Dentro da zona industrial, a fábrica mais importante era a metalúrgica, uma vez que as minas próximas fornecem matéria prima. Era cortada por grandes avenidas arborizadas, e entre ela e a cidade passava uma estrada de ferro que interligava as regiões. Os estabelecimentos sanitários, dentre eles hospital, helioterapia, doenças contagiosas e inválidos ficavam situados na montanha ao norte do centro da cidade, protegidos dos ventos frios.

(Conjunto Hospitalar)


(Centro de Helioterapia)

Com relação às residências, os quartos deveriam ter no mínimo uma janela grande com orientação para o sul, para a entrada de raios solares.
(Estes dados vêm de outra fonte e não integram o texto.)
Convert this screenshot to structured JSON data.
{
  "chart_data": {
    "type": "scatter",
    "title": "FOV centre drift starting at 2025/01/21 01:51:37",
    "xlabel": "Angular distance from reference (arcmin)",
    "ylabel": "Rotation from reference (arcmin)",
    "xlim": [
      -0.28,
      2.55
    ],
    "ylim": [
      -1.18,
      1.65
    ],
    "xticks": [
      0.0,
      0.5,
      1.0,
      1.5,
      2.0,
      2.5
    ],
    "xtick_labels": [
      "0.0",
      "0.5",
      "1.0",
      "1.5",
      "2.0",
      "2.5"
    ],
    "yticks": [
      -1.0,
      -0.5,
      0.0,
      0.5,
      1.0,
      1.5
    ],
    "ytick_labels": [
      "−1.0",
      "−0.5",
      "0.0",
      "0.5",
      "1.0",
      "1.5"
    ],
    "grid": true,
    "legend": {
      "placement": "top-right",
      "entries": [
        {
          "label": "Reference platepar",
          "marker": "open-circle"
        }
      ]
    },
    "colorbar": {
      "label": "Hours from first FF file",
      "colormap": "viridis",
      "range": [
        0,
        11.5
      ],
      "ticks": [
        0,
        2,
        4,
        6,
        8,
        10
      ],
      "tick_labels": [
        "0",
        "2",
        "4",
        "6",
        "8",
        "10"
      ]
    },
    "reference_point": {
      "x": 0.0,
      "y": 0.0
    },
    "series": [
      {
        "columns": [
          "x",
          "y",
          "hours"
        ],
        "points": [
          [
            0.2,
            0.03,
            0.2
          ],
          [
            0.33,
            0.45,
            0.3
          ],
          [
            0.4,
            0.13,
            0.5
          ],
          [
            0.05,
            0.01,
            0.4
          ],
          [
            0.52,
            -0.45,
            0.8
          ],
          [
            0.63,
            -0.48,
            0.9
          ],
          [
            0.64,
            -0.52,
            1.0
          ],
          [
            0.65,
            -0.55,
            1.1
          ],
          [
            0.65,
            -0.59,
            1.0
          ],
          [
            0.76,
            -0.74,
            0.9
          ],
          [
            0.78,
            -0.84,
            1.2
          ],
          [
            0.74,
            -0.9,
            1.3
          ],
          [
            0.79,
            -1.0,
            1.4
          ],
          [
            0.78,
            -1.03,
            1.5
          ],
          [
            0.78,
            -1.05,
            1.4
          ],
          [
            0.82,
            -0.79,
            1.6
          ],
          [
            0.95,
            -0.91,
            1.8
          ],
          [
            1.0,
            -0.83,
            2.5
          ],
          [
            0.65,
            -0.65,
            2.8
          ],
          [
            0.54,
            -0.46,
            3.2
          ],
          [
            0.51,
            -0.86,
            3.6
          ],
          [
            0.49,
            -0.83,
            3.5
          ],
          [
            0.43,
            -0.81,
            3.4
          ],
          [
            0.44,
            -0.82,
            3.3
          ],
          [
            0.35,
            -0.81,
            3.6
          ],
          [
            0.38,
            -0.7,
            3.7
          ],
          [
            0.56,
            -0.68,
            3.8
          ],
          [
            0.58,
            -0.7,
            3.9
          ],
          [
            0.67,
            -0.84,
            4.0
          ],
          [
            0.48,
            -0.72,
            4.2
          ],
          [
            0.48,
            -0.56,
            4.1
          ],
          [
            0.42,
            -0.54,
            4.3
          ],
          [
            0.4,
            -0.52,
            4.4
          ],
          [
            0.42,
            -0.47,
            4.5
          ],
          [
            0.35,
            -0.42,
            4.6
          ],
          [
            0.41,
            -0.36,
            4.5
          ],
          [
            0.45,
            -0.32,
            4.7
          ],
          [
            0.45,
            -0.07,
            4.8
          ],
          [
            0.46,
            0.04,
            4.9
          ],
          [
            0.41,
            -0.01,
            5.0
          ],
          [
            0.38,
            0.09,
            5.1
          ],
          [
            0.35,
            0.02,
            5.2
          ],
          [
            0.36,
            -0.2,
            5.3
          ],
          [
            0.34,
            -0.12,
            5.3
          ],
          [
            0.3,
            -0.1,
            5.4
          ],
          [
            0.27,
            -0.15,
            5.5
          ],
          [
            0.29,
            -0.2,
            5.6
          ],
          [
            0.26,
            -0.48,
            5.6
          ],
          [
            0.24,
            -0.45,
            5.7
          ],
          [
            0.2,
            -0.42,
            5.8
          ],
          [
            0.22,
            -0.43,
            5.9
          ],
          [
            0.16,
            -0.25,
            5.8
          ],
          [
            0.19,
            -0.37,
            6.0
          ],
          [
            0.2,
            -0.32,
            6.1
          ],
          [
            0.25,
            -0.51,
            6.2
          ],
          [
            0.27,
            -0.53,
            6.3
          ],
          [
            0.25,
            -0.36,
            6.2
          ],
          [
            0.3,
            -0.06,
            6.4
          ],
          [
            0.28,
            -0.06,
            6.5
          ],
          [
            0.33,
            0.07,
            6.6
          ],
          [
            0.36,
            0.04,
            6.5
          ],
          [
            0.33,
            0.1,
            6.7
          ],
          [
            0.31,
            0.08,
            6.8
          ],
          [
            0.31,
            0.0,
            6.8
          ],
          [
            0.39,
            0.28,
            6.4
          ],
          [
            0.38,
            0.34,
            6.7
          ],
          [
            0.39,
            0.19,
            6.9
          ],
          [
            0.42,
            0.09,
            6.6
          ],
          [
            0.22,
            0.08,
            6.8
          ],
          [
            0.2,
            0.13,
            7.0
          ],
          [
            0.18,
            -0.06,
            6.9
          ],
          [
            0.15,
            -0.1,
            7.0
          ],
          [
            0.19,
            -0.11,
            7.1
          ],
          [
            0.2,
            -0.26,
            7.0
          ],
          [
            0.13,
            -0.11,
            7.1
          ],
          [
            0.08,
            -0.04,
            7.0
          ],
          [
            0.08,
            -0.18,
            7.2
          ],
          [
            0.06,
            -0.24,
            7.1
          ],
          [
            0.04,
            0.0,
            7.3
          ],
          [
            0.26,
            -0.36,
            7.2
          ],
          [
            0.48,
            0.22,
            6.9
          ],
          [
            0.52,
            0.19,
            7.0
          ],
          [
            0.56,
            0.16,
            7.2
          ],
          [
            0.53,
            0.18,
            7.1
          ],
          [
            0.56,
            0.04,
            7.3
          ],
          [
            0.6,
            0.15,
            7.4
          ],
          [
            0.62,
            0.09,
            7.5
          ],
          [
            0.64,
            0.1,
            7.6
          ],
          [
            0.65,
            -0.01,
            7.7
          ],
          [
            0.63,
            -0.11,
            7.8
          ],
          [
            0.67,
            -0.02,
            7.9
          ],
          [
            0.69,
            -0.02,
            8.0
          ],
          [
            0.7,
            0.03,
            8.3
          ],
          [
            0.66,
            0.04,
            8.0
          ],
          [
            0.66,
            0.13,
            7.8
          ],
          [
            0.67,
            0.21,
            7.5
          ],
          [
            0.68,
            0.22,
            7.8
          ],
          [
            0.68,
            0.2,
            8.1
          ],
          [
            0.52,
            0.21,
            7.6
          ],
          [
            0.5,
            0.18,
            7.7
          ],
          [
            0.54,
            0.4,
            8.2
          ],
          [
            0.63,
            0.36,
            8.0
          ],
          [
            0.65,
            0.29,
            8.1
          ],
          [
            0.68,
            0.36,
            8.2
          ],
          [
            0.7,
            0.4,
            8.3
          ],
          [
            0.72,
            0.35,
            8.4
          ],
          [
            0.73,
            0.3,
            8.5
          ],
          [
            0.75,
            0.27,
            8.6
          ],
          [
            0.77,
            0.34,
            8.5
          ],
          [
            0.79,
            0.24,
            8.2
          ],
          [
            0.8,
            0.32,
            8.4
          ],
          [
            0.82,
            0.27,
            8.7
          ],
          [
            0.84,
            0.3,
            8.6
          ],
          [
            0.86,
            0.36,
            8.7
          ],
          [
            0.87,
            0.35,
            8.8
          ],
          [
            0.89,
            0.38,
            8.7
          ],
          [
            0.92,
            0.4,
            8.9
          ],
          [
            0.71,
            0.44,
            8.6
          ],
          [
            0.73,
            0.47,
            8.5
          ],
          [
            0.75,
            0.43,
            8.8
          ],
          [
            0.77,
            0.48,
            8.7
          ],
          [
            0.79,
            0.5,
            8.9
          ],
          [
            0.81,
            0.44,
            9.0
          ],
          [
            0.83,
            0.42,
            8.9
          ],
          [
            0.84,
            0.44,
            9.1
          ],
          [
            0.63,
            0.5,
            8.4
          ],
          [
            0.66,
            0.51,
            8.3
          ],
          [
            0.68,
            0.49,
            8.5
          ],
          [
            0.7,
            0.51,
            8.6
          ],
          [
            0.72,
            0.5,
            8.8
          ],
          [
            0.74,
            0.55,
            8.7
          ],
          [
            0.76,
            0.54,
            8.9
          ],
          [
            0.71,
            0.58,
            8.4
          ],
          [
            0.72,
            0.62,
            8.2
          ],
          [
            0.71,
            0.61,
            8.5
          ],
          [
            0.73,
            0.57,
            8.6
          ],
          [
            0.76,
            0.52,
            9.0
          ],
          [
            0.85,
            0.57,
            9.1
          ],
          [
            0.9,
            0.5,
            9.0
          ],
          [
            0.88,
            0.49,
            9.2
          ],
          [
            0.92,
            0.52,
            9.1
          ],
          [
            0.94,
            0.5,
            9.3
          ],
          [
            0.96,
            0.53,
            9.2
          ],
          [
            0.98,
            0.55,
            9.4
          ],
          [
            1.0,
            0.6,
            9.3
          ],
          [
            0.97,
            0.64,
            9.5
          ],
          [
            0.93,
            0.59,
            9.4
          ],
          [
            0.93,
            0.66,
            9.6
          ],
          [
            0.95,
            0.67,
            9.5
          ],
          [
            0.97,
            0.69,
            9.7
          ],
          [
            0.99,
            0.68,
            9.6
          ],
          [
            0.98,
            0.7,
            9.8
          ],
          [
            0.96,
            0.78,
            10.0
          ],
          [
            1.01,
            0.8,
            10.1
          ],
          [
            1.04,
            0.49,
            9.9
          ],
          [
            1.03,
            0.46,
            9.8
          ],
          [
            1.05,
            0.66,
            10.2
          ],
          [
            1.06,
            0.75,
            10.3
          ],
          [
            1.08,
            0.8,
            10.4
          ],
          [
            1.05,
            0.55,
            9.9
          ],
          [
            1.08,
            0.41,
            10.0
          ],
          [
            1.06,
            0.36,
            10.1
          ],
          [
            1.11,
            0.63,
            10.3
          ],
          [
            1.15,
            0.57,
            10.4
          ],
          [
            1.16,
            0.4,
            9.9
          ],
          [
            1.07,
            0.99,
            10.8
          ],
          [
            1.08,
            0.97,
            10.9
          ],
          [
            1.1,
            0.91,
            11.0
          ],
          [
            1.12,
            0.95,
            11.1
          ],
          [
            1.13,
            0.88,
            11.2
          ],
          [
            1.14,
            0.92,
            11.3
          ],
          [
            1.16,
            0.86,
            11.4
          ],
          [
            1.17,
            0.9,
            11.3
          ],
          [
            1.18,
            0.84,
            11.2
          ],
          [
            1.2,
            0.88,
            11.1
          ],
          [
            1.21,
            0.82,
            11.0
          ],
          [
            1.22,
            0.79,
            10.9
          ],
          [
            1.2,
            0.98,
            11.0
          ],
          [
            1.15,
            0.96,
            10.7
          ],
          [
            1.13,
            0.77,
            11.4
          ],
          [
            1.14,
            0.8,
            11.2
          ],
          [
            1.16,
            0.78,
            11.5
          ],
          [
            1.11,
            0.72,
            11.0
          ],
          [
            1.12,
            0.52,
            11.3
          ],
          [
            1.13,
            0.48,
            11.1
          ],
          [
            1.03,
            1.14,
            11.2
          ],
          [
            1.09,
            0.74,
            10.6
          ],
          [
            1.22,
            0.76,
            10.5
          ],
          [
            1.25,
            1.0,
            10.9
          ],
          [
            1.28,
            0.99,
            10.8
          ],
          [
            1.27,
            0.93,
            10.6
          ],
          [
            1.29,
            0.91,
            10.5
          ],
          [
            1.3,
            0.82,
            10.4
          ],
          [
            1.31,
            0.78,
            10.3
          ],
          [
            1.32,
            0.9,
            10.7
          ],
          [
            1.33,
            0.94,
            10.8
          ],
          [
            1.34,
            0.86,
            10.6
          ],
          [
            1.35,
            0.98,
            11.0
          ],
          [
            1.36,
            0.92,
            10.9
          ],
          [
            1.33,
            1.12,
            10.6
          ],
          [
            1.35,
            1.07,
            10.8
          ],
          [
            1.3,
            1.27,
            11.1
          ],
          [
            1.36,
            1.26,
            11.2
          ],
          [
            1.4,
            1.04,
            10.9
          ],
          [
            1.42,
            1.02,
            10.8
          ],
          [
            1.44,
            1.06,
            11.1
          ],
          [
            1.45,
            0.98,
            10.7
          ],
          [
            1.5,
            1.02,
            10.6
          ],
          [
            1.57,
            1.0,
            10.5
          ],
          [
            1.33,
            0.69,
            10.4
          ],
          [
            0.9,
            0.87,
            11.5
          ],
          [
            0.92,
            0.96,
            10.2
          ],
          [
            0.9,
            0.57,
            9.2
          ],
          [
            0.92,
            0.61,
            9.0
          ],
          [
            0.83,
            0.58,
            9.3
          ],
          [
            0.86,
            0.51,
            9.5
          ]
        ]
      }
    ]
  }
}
As quadras de setores residenciais deveriam ter 150 metros no sentido leste-oeste e 30 metros no sentido norte-sul, sendo que os lotes deveriam ter 15 por 15metros, com um lado voltado para a rua, sendo que cada habitação poderia ultrapassar seus limites, desde que a área construída não extrapolasse a metade da área total do terreno, cuja função se destinava a um jardim público utilizado por pedestres. Esta proposta aliada a ausência de muros proporcionaria a livre circulação da cidade em qualquer sentido, sem que se precise passar pelas ruas. As escolas primárias foram inseridas no tecido residencial cercadas de jardins, enquanto que na extremidade nordeste ficavam as escolas secundárias, as quais ofereceriam cursos de administração e comércio, para jovens de 14 a 20 anos, além de escolas profissionais artísticas (arquitetura, pintura, escultura, ferro fundido, design de móveis e roupas) e cursos de indústria (metalúrgica e preparação de seda).
A estação mais importante da cidade industrial se localizava onde estavam os maiores prédios com a finalidade de concentrar os transportes. Mas existiam outras estações, como a que ficava no grande cruzamento que vinha da cidade com as ruas que levavam a cidade velha, a dos comerciantes (situada mais a leste) e a da fábrica (situada mais a oeste).
“A proposta de Garnier previa claramente a separação das diferentes funções da cidade: trabalho, habitação, tráfego e recreação. Garnier alocava cada uma dessas funções num espaço próprio, de modo que uma futura expansão de qualquer uma delas não implicasse a alteração das outras. Seus longos blocos residenciais, com suas áreas verdes, eram planejados de modo a formar unidades de vizinhança, com suas próprias escolas e todos os equipamentos necessários. Os projetos para cada edifício, que compreendem todos os detalhes construtivos e estudos para disposição de moveis, com freqüência antecipam futuros desenvolvimentos de maneira surpreendente. O principal material de Garnier, o concreto armado, era empregado para cegar a novas soluções para suas escolas, estações ferroviárias, sanatórios e residências.” (GIEDION, 2004, pág. 816)


Bibliografia
GIEDION, Sigfried. Espaço, tempo e arquitetura. O desenvolvimento de uma nova tradição. São Paulo, Martins Fontes, 1ª edição , 2004
BENEVOLO, Leonardo, História da Arquitetura moderna - 3ed - São Paulo: Perspectiva, 2001.
BENEVOLO, Leonardo, História da cidade - 2ed. - São Paulo: Perspectiva, 1993.
FRAMPTON, Kenneth, História Crítica da Arquitetura Moderna - São Paulo: Martins Fontes, 1997.